Overall, the CDU holds five ministries, the CSU three and the SPD six. Much has been made in the negotiations about Merkel giving up too much power, but we’d be careful of underestimating her. Given her strong position it’s unlikely she would have given up more than is necessary, and she has maintained hold over the key ministries and the key points of the agenda. There has been some tinkering on the edges of labour policies and spending priorities, but the approach of cutting the deficit and bringing down debt remains vital. Her procedural step by step approach also remains.

One thing that is clear is that the SPD is heavily invested and supportive of this coalition and there can be no chance of them shirking their responsibility. Whether this will prove positive for them at the next election remains to be seen.

1 comment:

Rik said...

Asmussen leaving the ECB is the relevant news not him getting appointed as secretary.
Likely a negative for the ECB, Asmussen is a proper PR guy and CBers are in general hardly even close that.
Hard to see a non German being appointed as successor. They need somebody to sell their very unpopular policies and sell it in germany. Let a Francois, Beppe or Juan do that and you have a high probability of a PR disaster. Basically the by far most important issue is getting as much as a platform with the German population as possible. With others it hardly matters.
It will never get popular, but within the possibilities available Asmussen did a proper job.
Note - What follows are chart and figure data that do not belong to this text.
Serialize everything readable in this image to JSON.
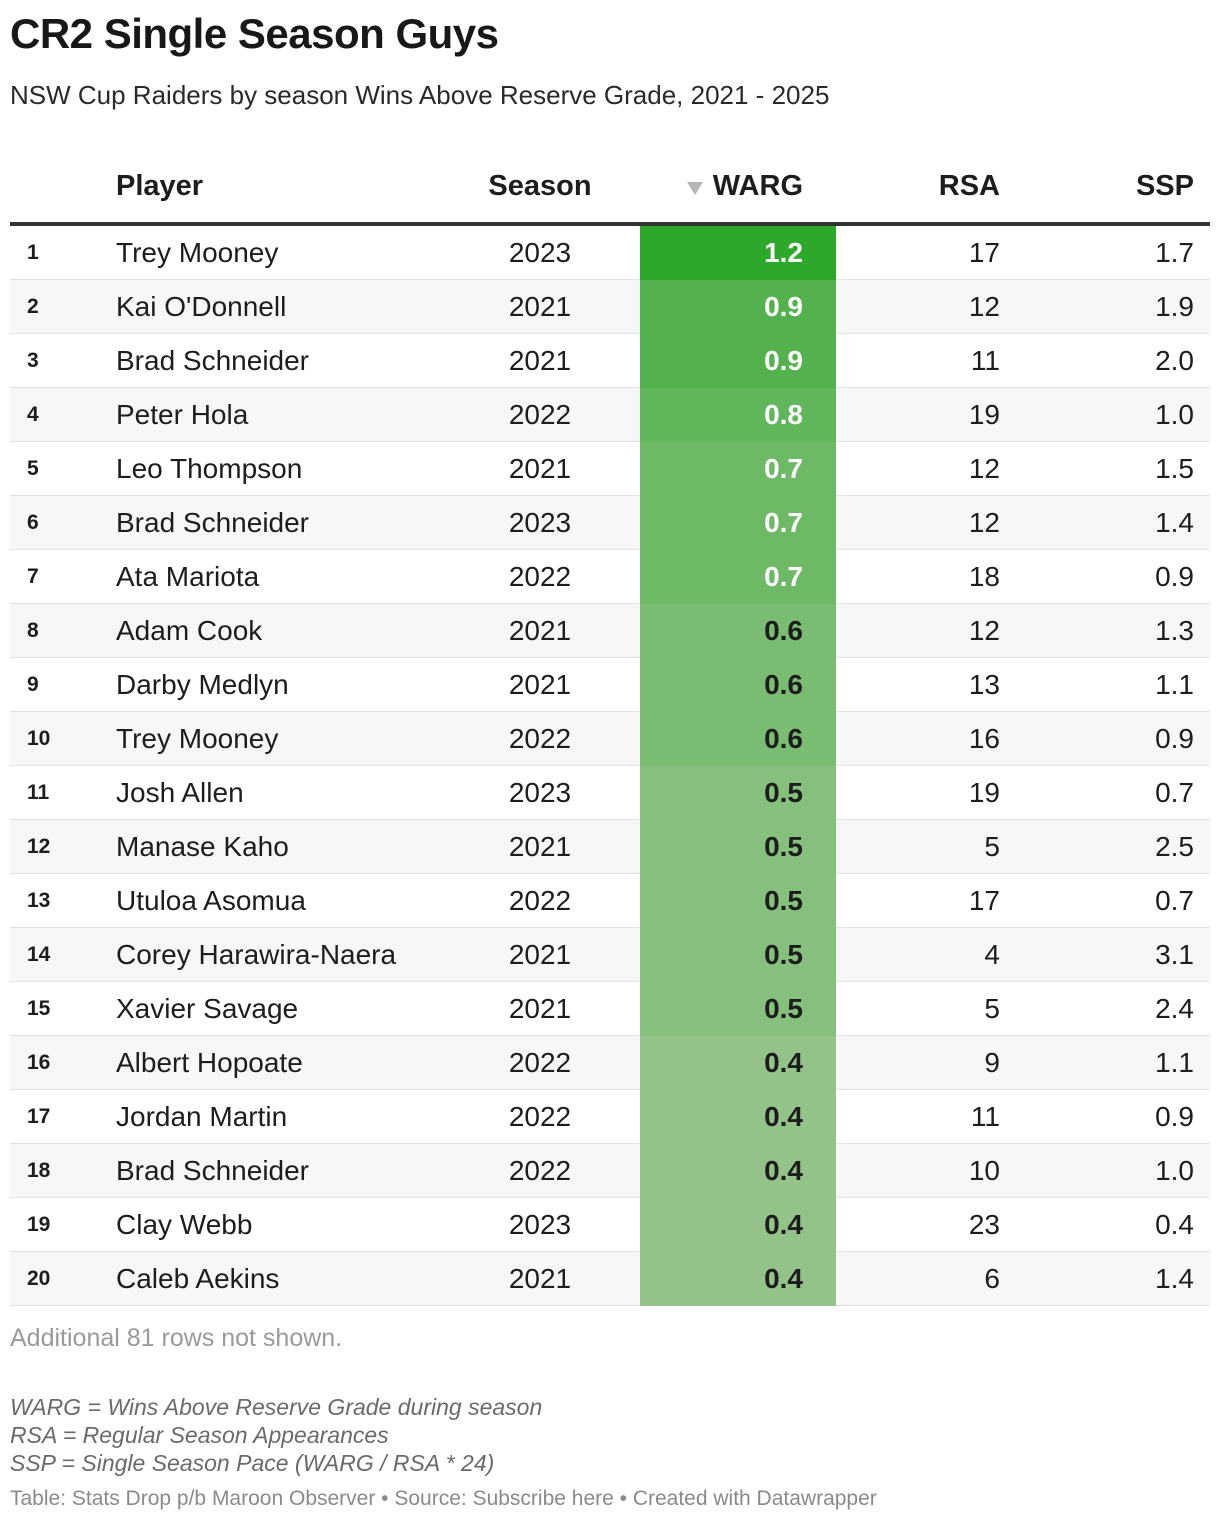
{
  "header": {
    "title": "CR2 Single Season Guys",
    "subtitle": "NSW Cup Raiders by season Wins Above Reserve Grade, 2021 - 2025"
  },
  "chart_data": {
    "type": "table",
    "columns": [
      "",
      "Player",
      "Season",
      "WARG",
      "RSA",
      "SSP"
    ],
    "sorted_by": "WARG",
    "sort_direction": "descending",
    "heat_column": "WARG",
    "colors": {
      "heat_max": "#2ea82a",
      "heat_min": "#93c389",
      "dark_text": "#1d1d1d",
      "light_text": "#ffffff"
    },
    "rows": [
      {
        "rank": "1",
        "player": "Trey Mooney",
        "season": "2023",
        "warg": "1.2",
        "rsa": "17",
        "ssp": "1.7"
      },
      {
        "rank": "2",
        "player": "Kai O'Donnell",
        "season": "2021",
        "warg": "0.9",
        "rsa": "12",
        "ssp": "1.9"
      },
      {
        "rank": "3",
        "player": "Brad Schneider",
        "season": "2021",
        "warg": "0.9",
        "rsa": "11",
        "ssp": "2.0"
      },
      {
        "rank": "4",
        "player": "Peter Hola",
        "season": "2022",
        "warg": "0.8",
        "rsa": "19",
        "ssp": "1.0"
      },
      {
        "rank": "5",
        "player": "Leo Thompson",
        "season": "2021",
        "warg": "0.7",
        "rsa": "12",
        "ssp": "1.5"
      },
      {
        "rank": "6",
        "player": "Brad Schneider",
        "season": "2023",
        "warg": "0.7",
        "rsa": "12",
        "ssp": "1.4"
      },
      {
        "rank": "7",
        "player": "Ata Mariota",
        "season": "2022",
        "warg": "0.7",
        "rsa": "18",
        "ssp": "0.9"
      },
      {
        "rank": "8",
        "player": "Adam Cook",
        "season": "2021",
        "warg": "0.6",
        "rsa": "12",
        "ssp": "1.3"
      },
      {
        "rank": "9",
        "player": "Darby Medlyn",
        "season": "2021",
        "warg": "0.6",
        "rsa": "13",
        "ssp": "1.1"
      },
      {
        "rank": "10",
        "player": "Trey Mooney",
        "season": "2022",
        "warg": "0.6",
        "rsa": "16",
        "ssp": "0.9"
      },
      {
        "rank": "11",
        "player": "Josh Allen",
        "season": "2023",
        "warg": "0.5",
        "rsa": "19",
        "ssp": "0.7"
      },
      {
        "rank": "12",
        "player": "Manase Kaho",
        "season": "2021",
        "warg": "0.5",
        "rsa": "5",
        "ssp": "2.5"
      },
      {
        "rank": "13",
        "player": "Utuloa Asomua",
        "season": "2022",
        "warg": "0.5",
        "rsa": "17",
        "ssp": "0.7"
      },
      {
        "rank": "14",
        "player": "Corey Harawira-Naera",
        "season": "2021",
        "warg": "0.5",
        "rsa": "4",
        "ssp": "3.1"
      },
      {
        "rank": "15",
        "player": "Xavier Savage",
        "season": "2021",
        "warg": "0.5",
        "rsa": "5",
        "ssp": "2.4"
      },
      {
        "rank": "16",
        "player": "Albert Hopoate",
        "season": "2022",
        "warg": "0.4",
        "rsa": "9",
        "ssp": "1.1"
      },
      {
        "rank": "17",
        "player": "Jordan Martin",
        "season": "2022",
        "warg": "0.4",
        "rsa": "11",
        "ssp": "0.9"
      },
      {
        "rank": "18",
        "player": "Brad Schneider",
        "season": "2022",
        "warg": "0.4",
        "rsa": "10",
        "ssp": "1.0"
      },
      {
        "rank": "19",
        "player": "Clay Webb",
        "season": "2023",
        "warg": "0.4",
        "rsa": "23",
        "ssp": "0.4"
      },
      {
        "rank": "20",
        "player": "Caleb Aekins",
        "season": "2021",
        "warg": "0.4",
        "rsa": "6",
        "ssp": "1.4"
      }
    ]
  },
  "footer": {
    "more_rows": "Additional 81 rows not shown.",
    "notes": [
      "WARG = Wins Above Reserve Grade during season",
      "RSA = Regular Season Appearances",
      "SSP = Single Season Pace (WARG / RSA * 24)"
    ],
    "source": "Table: Stats Drop p/b Maroon Observer • Source: Subscribe here • Created with Datawrapper"
  }
}
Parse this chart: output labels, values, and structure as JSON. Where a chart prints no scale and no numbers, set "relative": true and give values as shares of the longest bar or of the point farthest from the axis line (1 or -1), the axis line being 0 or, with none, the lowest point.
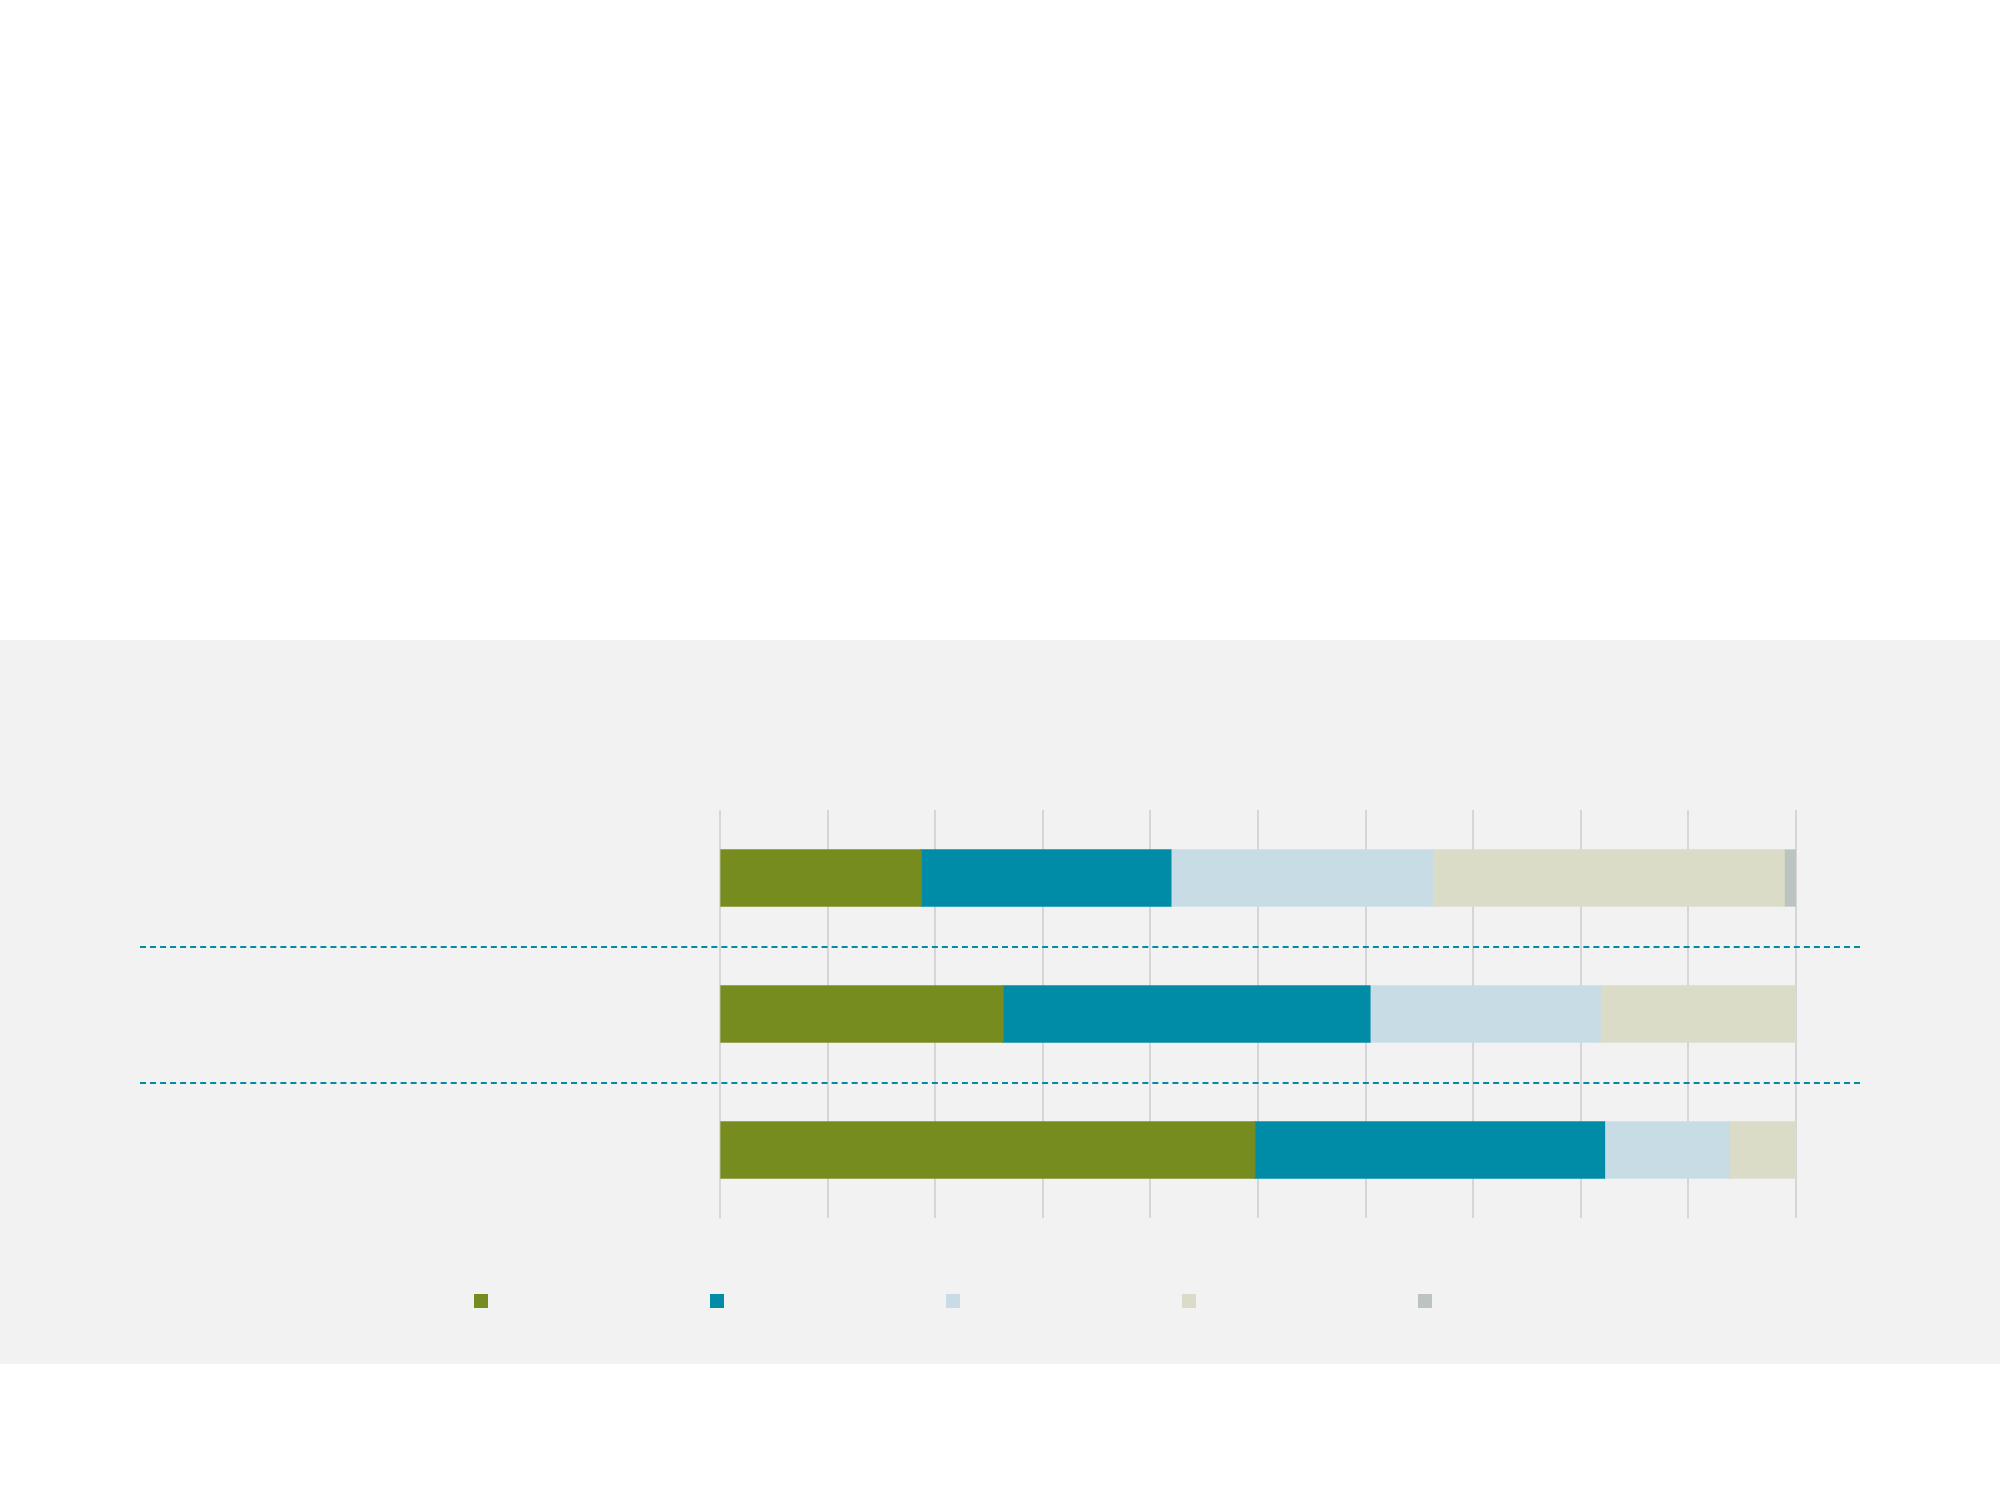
{
  "chart_data": {
    "type": "bar",
    "orientation": "horizontal",
    "stacked": true,
    "relative": true,
    "grid": "x",
    "categories": [
      null,
      null,
      null
    ],
    "series": [
      {
        "color": "#778c1f",
        "values": [
          0.187,
          0.263,
          0.497
        ]
      },
      {
        "color": "#008ca7",
        "values": [
          0.232,
          0.341,
          0.325
        ]
      },
      {
        "color": "#c7dce4",
        "values": [
          0.243,
          0.214,
          0.116
        ]
      },
      {
        "color": "#dadcc8",
        "values": [
          0.327,
          0.182,
          0.062
        ]
      },
      {
        "color": "#bcc4c1",
        "values": [
          0.011,
          0,
          0
        ]
      }
    ]
  }
}
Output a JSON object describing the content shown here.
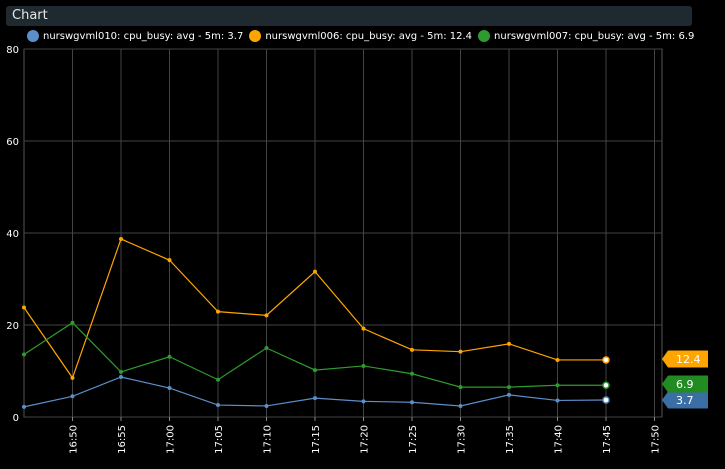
{
  "header": {
    "title": "Chart"
  },
  "chart_data": {
    "type": "line",
    "x": [
      "16:45",
      "16:50",
      "16:55",
      "17:00",
      "17:05",
      "17:10",
      "17:15",
      "17:20",
      "17:25",
      "17:30",
      "17:35",
      "17:40",
      "17:45"
    ],
    "x_ticks": [
      "16:50",
      "16:55",
      "17:00",
      "17:05",
      "17:10",
      "17:15",
      "17:20",
      "17:25",
      "17:30",
      "17:35",
      "17:40",
      "17:45",
      "17:50"
    ],
    "y_ticks": [
      "0",
      "20",
      "40",
      "60",
      "80"
    ],
    "ylim": [
      0,
      80
    ],
    "grid": true,
    "legend_position": "top-left",
    "series": [
      {
        "name": "nurswgvml010: cpu_busy: avg - 5m: 3.7",
        "color": "#5b8fc9",
        "badge": "3.7",
        "badge_color": "#3a6ea5",
        "values": [
          2.2,
          4.5,
          8.7,
          6.3,
          2.6,
          2.4,
          4.1,
          3.4,
          3.2,
          2.4,
          4.8,
          3.6,
          3.7
        ]
      },
      {
        "name": "nurswgvml006: cpu_busy: avg - 5m: 12.4",
        "color": "#ffa500",
        "badge": "12.4",
        "badge_color": "#ffa500",
        "values": [
          23.8,
          8.5,
          38.7,
          34.1,
          22.9,
          22.1,
          31.6,
          19.2,
          14.6,
          14.2,
          15.9,
          12.4,
          12.4
        ]
      },
      {
        "name": "nurswgvml007: cpu_busy: avg - 5m: 6.9",
        "color": "#2e9b2e",
        "badge": "6.9",
        "badge_color": "#228b22",
        "values": [
          13.6,
          20.5,
          9.8,
          13.1,
          8.1,
          15.0,
          10.2,
          11.1,
          9.4,
          6.5,
          6.5,
          6.9,
          6.9
        ]
      }
    ]
  }
}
Realistically it only can get worse for the ECB.

Merkel 3 looks to reverse Schroder's reforms effectively. Shorter term likely not a problem any negatives in the businesssector are probably compensated by extra government spending. Longer term imho a disaster in the making.
Germany's business looks basically now at the stage in which massive outsourcing should take place. And all polls basically confirm that. This is making the outsource trend likely much stronger and when it goes wrong it is difficult (and will costs a lot of time at best) or even impossible to reverse it.

Van der Leyen looks the likely successor of Merkel with the CDU. However not an enviable position. Will always do it worse and therefor always will be under pressure. Will very unlikely meet expectations. CDU is likely to mean reverse to the trendline which is considerably below what they do now.
There is simply no proper successor available and likely even Merkel will take a hit inpopularity as a lot of her policies are most likely negatives and she simply runs away from tough decisions.
Add bad candidates in Merkel's run and no real populist opposition that is now available and it is not a very attractive job to say the least.

Gabriel has got a terrrible job. Energy Wende is likely to end badly. Simply as it considerably increases costs of energy.
Stupid choice for the main guy of a party. You donot make the guy that should get you the votes unpopular.

Steinmeirer looks a league up in quality. Not too difficult if you are after Westerwelle btw.
Hard to see how he can restore the relation with France.
There is only one way that France will be happy and that is when Germany will pick up alot of bills. Unlikely to happen. Germany is probably back to say 2% structural growth and they simply need the room that that gives for the increased costs of especially Energy Wende and aging. Simply look no room for other pet projects like subsidising Latinos. There is simply a big structural conflict of interest between the 2. When that is not solved improving will be difficult. Only on personal terms but these look ok at the moment as well.